新興国市場への影響とブラジル経済への懸念

 ESPMのジョルジ・フェレイラ・ドス・サントス教授は、「今回のような保護主義の台頭は、まず外国人投資家によるポートフォリオ投資の減少を招く」と述べ、新興国全体に対する資本流入が減速するとの見通しを示した。とりわけ、鉄鋼、アルミ、紙パルプ、農産品など、輸出依存度の高いセクターが影響を受けやすいとされる。

 一方で、中国が米国からの輸入を抑制した場合、代替供給先としてブラジル製品への需要が高まる可能性もあり、農業・鉱業・パルプ分野には一定の追い風が期待されるという。

資金コストの上昇とリスクプレミアムの拡大

 また、保護主義による不透明感の高まりは、いわゆる「カントリースプレッド(国債利回り格差)」を拡大させ、ブラジルの資金調達コストを押し上げる要因となる。サントス教授は「国全体のリスクプレミアムが上がると、企業にとっての借入コストも上昇する。通貨レアルが下落し、外貨建て資金調達も困難になる。
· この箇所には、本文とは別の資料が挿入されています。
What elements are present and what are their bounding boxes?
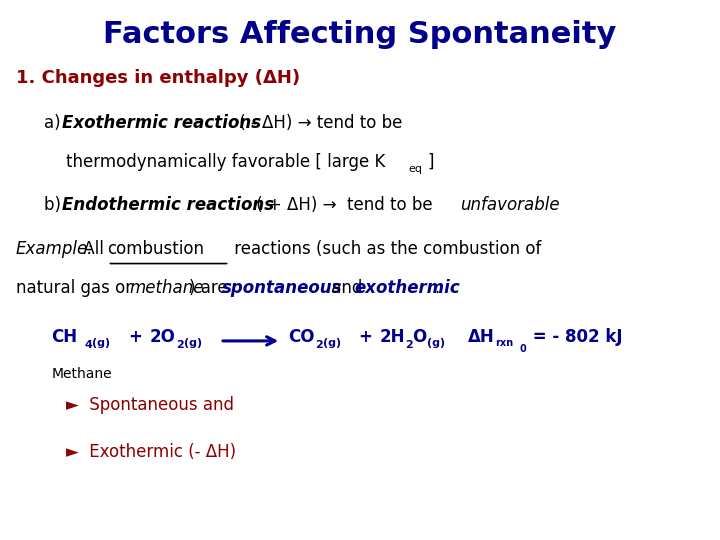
Text: Endothermic reactions: Endothermic reactions xyxy=(63,196,274,214)
Text: 2: 2 xyxy=(315,340,323,350)
Text: 2H: 2H xyxy=(380,328,405,346)
Text: methane: methane xyxy=(129,279,204,296)
Text: combustion: combustion xyxy=(107,240,204,258)
Text: rxn: rxn xyxy=(495,338,513,348)
Text: a): a) xyxy=(45,114,66,132)
Text: CO: CO xyxy=(288,328,315,346)
Text: eq: eq xyxy=(408,164,422,174)
Text: ]: ] xyxy=(428,153,434,171)
Text: ( + ΔH) →  tend to be: ( + ΔH) → tend to be xyxy=(251,196,438,214)
Text: (g): (g) xyxy=(92,338,111,348)
Text: thermodynamically favorable [ large K: thermodynamically favorable [ large K xyxy=(66,153,385,171)
Text: b): b) xyxy=(45,196,67,214)
Text: Methane: Methane xyxy=(52,367,112,381)
Text: (g): (g) xyxy=(323,338,341,348)
Text: (g): (g) xyxy=(184,338,202,348)
Text: Factors Affecting Spontaneity: Factors Affecting Spontaneity xyxy=(103,20,617,49)
Text: ( - ΔH) → tend to be: ( - ΔH) → tend to be xyxy=(235,114,403,132)
Text: natural gas or: natural gas or xyxy=(16,279,137,296)
Text: ΔH: ΔH xyxy=(467,328,495,346)
Text: .: . xyxy=(435,279,440,296)
Text: 2: 2 xyxy=(405,340,413,350)
Text: CH: CH xyxy=(52,328,78,346)
Text: and: and xyxy=(325,279,367,296)
Text: 4: 4 xyxy=(84,340,92,350)
Text: ►  Exothermic (- ΔH): ► Exothermic (- ΔH) xyxy=(66,443,236,461)
Text: (g): (g) xyxy=(428,338,446,348)
Text: Exothermic reactions: Exothermic reactions xyxy=(63,114,261,132)
Text: 1. Changes in enthalpy (ΔH): 1. Changes in enthalpy (ΔH) xyxy=(16,69,300,86)
Text: Example:: Example: xyxy=(16,240,94,258)
Text: ►  Spontaneous and: ► Spontaneous and xyxy=(66,396,234,414)
Text: O: O xyxy=(412,328,426,346)
Text: = - 802 kJ: = - 802 kJ xyxy=(527,328,623,346)
Text: reactions (such as the combustion of: reactions (such as the combustion of xyxy=(230,240,542,258)
Text: +: + xyxy=(128,328,143,346)
Text: All: All xyxy=(78,240,109,258)
Text: unfavorable: unfavorable xyxy=(460,196,560,214)
Text: +: + xyxy=(359,328,372,346)
Text: 2: 2 xyxy=(176,340,184,350)
Text: spontaneous: spontaneous xyxy=(222,279,343,296)
Text: 0: 0 xyxy=(519,344,526,354)
Text: 2O: 2O xyxy=(150,328,176,346)
Text: ) are: ) are xyxy=(189,279,233,296)
Text: exothermic: exothermic xyxy=(354,279,460,296)
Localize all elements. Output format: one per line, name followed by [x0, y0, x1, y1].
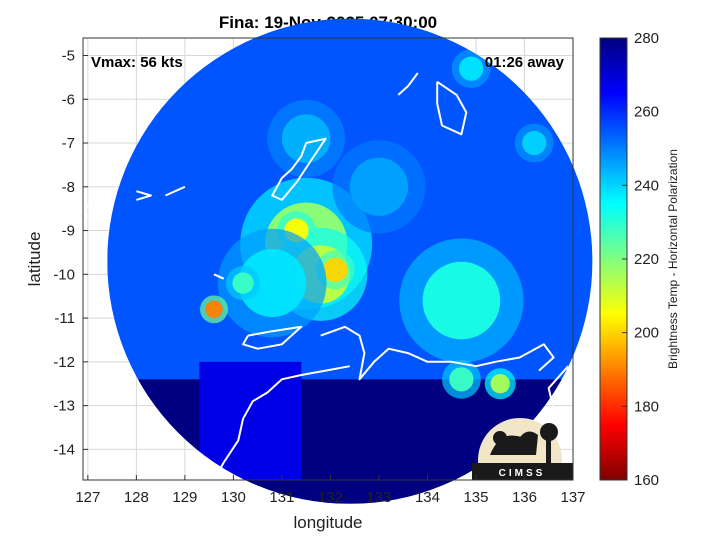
convection-cell: [205, 300, 223, 319]
convection-cell: [323, 257, 348, 283]
coastline: [538, 365, 569, 429]
y-tick-label: -10: [53, 266, 75, 283]
x-tick-label: 132: [318, 489, 343, 506]
x-axis-label: longitude: [293, 513, 362, 532]
y-axis-label: latitude: [25, 232, 44, 287]
coastline: [242, 325, 303, 350]
x-tick-label: 137: [560, 489, 585, 506]
x-tick-label: 135: [463, 489, 488, 506]
convection-cell: [422, 261, 501, 340]
cimss-logo: CIMSS: [472, 418, 573, 480]
x-tick-label: 131: [269, 489, 294, 506]
convection-cell: [458, 56, 484, 81]
y-tick-label: -14: [53, 441, 75, 458]
coastline: [397, 72, 419, 96]
y-tick-label: -11: [54, 310, 75, 327]
coastline: [87, 457, 133, 477]
x-tick-label: 127: [75, 489, 100, 506]
y-tick-label: -7: [62, 135, 75, 152]
convection-cell: [490, 374, 510, 394]
y-tick-label: -6: [62, 91, 75, 108]
y-tick-label: -12: [53, 354, 75, 371]
coastline: [320, 325, 555, 381]
y-axis: -5 -6 -7 -8 -9 -10 -11 -12 -13 -14: [53, 48, 88, 458]
convection-cell: [232, 272, 254, 294]
colorbar-ticks: 160 180 200 220 240 260 280: [622, 30, 659, 489]
colorbar: 160 180 200 220 240 260 280 Brightness Temp - …: [599, 30, 680, 489]
coastline: [83, 203, 99, 219]
colorbar-tick-label: 220: [634, 251, 659, 268]
colorbar-tick-label: 260: [634, 104, 659, 121]
coastline: [271, 137, 327, 201]
y-tick-label: -8: [62, 179, 75, 196]
colorbar-tick-label: 160: [634, 472, 659, 489]
colorbar-tick-label: 200: [634, 325, 659, 342]
x-tick-label: 129: [172, 489, 197, 506]
x-tick-label: 133: [366, 489, 391, 506]
y-tick-label: -13: [53, 398, 75, 415]
convection-cell: [522, 130, 547, 156]
convection-cell: [449, 367, 474, 392]
vmax-annotation: Vmax: 56 kts: [91, 54, 183, 71]
land-warm-region: [199, 361, 302, 480]
coastline: [436, 80, 468, 136]
convection-cell: [349, 157, 409, 216]
x-tick-label: 134: [415, 489, 440, 506]
coastline: [213, 273, 225, 280]
logo-text: CIMSS: [499, 468, 546, 479]
colorbar-tick-label: 180: [634, 398, 659, 415]
x-tick-label: 136: [512, 489, 537, 506]
coastlines: [83, 72, 569, 480]
x-tick-label: 128: [124, 489, 149, 506]
convection-cell: [238, 249, 307, 318]
colorbar-label: Brightness Temp - Horizontal Polarizatio…: [666, 149, 680, 369]
x-axis: 127 128 129 130 131 132 133 134 135 136 137: [75, 475, 586, 506]
colorbar-tick-label: 240: [634, 177, 659, 194]
coastline: [165, 185, 186, 197]
y-tick-label: -9: [62, 223, 75, 240]
plot-frame: [82, 37, 574, 481]
x-tick-label: 130: [221, 489, 246, 506]
coastline: [136, 190, 152, 201]
coastline: [213, 365, 350, 480]
colorbar-tick-label: 280: [634, 30, 659, 47]
y-tick-label: -5: [62, 48, 75, 65]
time-away-annotation: 01:26 away: [485, 54, 565, 71]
いわば“パーフェクトストーム”の様相だ」と述べた。

米国では「内需主導型セクター」に追い風も

 米国内では、輸入品への依存度が低い小売、建設、公益などの内需型産業が恩恵を受ける可能性がある。また、国防関連、国内IT産業、インフラ分野も、米政府による「アメリカ製重視」の政策に支えられるとみられている。

 米国債は安全資産として買われ、10年・20年・30年物国債の利回りはいずれも4.9%近辺と、過去最高水準に接近している。

 今後の焦点は、トランプ氏の関税発言がどこまで実行に移されるかにある。投資家心理は引き続き不安定で、世界経済の行方は一段と読みにくくなっている。